Márcia e Luiz iniciaram assim a jornada em busca de um novo filho. O garoto César, de apenas 5 anos na época, residia em um orfanatoa após seus pais biológicos terem perdido sua guarda.

O casal teve o primeiro contato com o pequeno César no abrigo. O garoto tinha idade próxima ao filho biológico do casal, e os laços entre eles foram se intensificando aos poucos, até que no ano de 2015 o garoto iniciou o processo de adaptação e convivência com sua nova família.

Em dezembro do mesmo ano, o casal conseguiu a guarda definitiva de César. De acordo com a Justiça, laços afetivos haviam sido criados. No ano de 2016, a adoção foi finalmente concretizada.

Exatamente um ano após a adoção legal, em junho de 2017, o casal, Márcia e Luiz decidiu devolver o garoto, afirmando que fez todo o possível para uma boa convivência e que deu educação, saúde e lazer ao garoto por todo o período.

O casal afirma que, mesmo tratando o garoto com muita atenção e afeto, não teve sucesso na parte comportamental, e que as dificuldades em relação aos comportamentos de César foram aumentando, dificultando a convivência familiar.

Márcia e Luiz afirmam que o garoto César tinha o hábito de mentir, apresentava desinteresse nas atividades escolares, tinha pânico de chuva, grande dificuldade em cumprir regras, relaxado com seus pertences pessoais, entre outros.

Esses comportamentos acabaram impedindo que os laços afetivos se firmassem entre eles.

Na fase de devolução, o casal estava convicto da decisão e ficar com o garoto não era mais uma possibilidade. Diante das circunstâncias, a Justiça acolheu o pedido e encaminhou César aos cuidados de uma guardiã.

Ministério Público

Após a devolução do menino César, o Ministério Público ajuizou um processo de danos morais contra o casal na Vara da Infância e Juventude.

A ação solicitava que os pais adotivos arcassem com os prejuízos psicológicos causados ao menino após o abandono. César chegou a morar com a família por 1 ano e nove meses.

O MP afirma que César recebia um tratamento diferenciado por parte dos pais em relação ao seu irmão, filho biológico do casal. Márcia e Luiz negam, afirmando que ambos recebiam o mesmo tratamento.

Entre as informações do MP, César foi penalizado por seus problemas comportamentais perdendo as atividades extracurriculares. O menino também foi retirado de uma escola particular e matriculado em uma escola municipal, e também que a família teria viajado para Disney deixando César no Brasil com uma cuidadora. O casal confirma a viagem e diz que mesmo com o passaporte do menino pronto, ele foi deixado no país como forma de repreensão por seus comportamentos.

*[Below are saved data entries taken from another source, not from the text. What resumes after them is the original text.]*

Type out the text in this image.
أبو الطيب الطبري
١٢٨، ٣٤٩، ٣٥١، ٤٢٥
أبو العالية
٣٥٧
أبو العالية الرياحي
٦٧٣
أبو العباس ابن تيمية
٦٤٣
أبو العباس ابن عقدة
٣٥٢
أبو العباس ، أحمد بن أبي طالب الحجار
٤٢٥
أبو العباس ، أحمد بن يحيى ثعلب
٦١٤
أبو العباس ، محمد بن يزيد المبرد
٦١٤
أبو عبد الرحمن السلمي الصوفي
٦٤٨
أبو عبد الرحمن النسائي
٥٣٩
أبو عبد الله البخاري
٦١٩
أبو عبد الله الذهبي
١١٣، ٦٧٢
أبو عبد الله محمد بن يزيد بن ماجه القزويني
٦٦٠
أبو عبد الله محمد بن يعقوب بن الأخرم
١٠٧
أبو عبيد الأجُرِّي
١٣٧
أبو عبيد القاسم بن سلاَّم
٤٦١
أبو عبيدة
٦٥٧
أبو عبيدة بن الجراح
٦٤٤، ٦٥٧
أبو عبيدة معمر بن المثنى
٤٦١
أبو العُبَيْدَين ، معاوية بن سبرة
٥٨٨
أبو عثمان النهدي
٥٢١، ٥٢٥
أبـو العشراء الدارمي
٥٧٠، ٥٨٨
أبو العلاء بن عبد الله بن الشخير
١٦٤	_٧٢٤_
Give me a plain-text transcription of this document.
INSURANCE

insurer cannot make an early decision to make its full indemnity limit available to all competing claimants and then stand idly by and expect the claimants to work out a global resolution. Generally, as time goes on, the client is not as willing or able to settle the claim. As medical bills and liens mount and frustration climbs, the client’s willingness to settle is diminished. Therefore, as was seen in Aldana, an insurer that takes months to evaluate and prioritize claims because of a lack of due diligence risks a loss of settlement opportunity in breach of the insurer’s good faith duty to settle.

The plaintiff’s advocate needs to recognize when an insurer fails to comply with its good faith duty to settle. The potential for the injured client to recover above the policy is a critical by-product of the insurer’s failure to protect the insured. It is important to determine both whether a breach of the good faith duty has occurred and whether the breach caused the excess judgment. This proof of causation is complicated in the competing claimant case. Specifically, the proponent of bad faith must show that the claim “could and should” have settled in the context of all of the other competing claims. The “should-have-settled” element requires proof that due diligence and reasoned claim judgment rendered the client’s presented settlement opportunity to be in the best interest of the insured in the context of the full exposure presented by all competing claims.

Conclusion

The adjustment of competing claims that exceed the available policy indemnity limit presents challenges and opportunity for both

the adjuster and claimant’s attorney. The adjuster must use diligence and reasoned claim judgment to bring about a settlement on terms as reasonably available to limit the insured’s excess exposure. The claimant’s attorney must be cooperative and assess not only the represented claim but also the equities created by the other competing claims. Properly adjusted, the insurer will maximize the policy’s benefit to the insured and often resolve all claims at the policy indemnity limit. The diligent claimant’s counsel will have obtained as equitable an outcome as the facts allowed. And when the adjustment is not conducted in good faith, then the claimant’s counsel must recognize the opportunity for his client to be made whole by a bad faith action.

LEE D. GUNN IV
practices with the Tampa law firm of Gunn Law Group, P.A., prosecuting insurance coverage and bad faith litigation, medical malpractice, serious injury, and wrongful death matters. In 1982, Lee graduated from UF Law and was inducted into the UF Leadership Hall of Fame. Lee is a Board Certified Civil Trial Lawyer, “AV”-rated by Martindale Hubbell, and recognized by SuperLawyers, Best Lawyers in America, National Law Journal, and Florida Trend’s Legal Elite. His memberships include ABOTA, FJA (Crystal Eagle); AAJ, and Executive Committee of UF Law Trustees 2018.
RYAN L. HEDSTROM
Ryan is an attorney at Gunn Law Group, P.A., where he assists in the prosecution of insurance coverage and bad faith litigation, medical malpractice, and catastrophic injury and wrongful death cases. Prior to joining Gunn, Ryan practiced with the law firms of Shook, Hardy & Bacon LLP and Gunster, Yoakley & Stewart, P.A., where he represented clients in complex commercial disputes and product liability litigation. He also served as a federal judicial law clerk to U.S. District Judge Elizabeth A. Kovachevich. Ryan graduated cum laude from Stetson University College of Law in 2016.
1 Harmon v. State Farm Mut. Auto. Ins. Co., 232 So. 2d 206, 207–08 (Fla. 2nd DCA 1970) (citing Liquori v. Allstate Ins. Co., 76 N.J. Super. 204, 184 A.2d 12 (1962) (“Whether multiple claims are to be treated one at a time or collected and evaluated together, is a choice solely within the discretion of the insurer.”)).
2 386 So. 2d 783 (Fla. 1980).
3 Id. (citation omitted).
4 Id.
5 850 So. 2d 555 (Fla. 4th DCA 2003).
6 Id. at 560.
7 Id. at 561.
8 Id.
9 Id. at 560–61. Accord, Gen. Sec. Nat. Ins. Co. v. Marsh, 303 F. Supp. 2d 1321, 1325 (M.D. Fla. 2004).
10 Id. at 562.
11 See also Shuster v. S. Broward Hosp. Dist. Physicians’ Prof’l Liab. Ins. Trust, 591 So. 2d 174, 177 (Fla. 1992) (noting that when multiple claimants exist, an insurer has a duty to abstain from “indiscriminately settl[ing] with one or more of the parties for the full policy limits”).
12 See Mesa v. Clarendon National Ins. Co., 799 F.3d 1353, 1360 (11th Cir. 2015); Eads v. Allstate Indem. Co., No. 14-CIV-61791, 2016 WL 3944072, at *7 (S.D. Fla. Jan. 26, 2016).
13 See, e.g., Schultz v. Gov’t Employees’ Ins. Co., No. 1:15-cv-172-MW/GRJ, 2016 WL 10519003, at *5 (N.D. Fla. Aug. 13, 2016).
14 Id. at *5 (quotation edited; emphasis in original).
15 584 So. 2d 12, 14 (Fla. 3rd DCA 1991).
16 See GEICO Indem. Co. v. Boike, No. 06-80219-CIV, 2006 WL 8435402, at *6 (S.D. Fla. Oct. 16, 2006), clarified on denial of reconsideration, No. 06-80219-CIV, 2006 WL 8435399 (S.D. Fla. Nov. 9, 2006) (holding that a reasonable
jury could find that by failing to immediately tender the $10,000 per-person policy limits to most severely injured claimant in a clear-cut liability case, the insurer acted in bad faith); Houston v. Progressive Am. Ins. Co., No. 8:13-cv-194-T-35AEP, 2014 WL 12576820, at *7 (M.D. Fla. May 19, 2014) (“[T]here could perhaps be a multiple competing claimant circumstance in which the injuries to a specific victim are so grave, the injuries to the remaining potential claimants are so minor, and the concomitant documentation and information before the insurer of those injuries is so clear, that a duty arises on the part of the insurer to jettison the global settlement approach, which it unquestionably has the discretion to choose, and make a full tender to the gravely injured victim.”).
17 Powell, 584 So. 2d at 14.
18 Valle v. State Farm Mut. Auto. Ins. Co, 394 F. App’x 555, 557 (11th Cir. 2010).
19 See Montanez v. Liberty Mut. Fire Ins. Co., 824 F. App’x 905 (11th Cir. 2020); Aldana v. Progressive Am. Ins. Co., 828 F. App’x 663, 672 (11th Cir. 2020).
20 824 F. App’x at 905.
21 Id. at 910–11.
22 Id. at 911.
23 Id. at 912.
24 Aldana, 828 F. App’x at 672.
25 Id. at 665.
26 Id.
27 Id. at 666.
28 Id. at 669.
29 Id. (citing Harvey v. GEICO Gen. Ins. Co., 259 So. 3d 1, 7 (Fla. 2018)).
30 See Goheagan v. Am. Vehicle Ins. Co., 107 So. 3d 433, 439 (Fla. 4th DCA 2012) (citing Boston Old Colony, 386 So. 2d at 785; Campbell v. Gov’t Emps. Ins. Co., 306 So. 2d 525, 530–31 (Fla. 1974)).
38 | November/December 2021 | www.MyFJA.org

De acordo com o MP, Márcia também medicou o garoto com remédios controlados (ritalina e respiderona), sem indicação de um neurologista ou psiquiatra infantil, ela tomou a decisão baseada em seus conhecimentos médicos. A conduta da médica está sendo avaliada pelo Conselho Regional de Medicina (CRM).

Penalidade

A desembargadora Marcia Dalla Déa Barone, do TJSP, também relatora do caso, afirma que a conduta do casal mostra que César foi tratado de forma diferenciada no núcleo familiar, e que eles não se importaram com a questão emocional e os danos que isso poderia causar a criança.

Barone acredita que o casal alimentou uma expectativa no período da adoção, porém crianças vindas de abrigo e famílias problemáticas geralmente carregam com si grandes mágoas, muitos traumas e humilhações.

Desta forma, pais adotivos devem ser capazes de compreender as necessidades e limitações destas crianças.

A devolução causou sentimentos difíceis no garoto, mesmo depois de meses após ser devolvido, César ainda sofria ao falar dos pais. Durante férias de verão César chegou a entrar em uma viatura alegando que estava procurando o pai.

Condenação

No julgamento em primeira instância, foi definido que o casal deveria pagar R$ 150 mil por danos morais ao garoto. Márcia e Luiz recorreram da decisão judicial, porém em março deste ano o TJSP manteve a condenação.

A defesa do casal recorreu novamente na tentativa de diminuir o valor definido, que foi estabelecido com base em sua situação financeira e gastos com viagens e lazer.

Nesta quinta-feira (2) mais uma vez o casal perdeu a ação judicial, e o valor de R$ 150 mil foi mantido. O advogado de defesa Ivelson Salotto informou que irá recorrer aos tribunais superiores para tentar reverter a condenação do casal.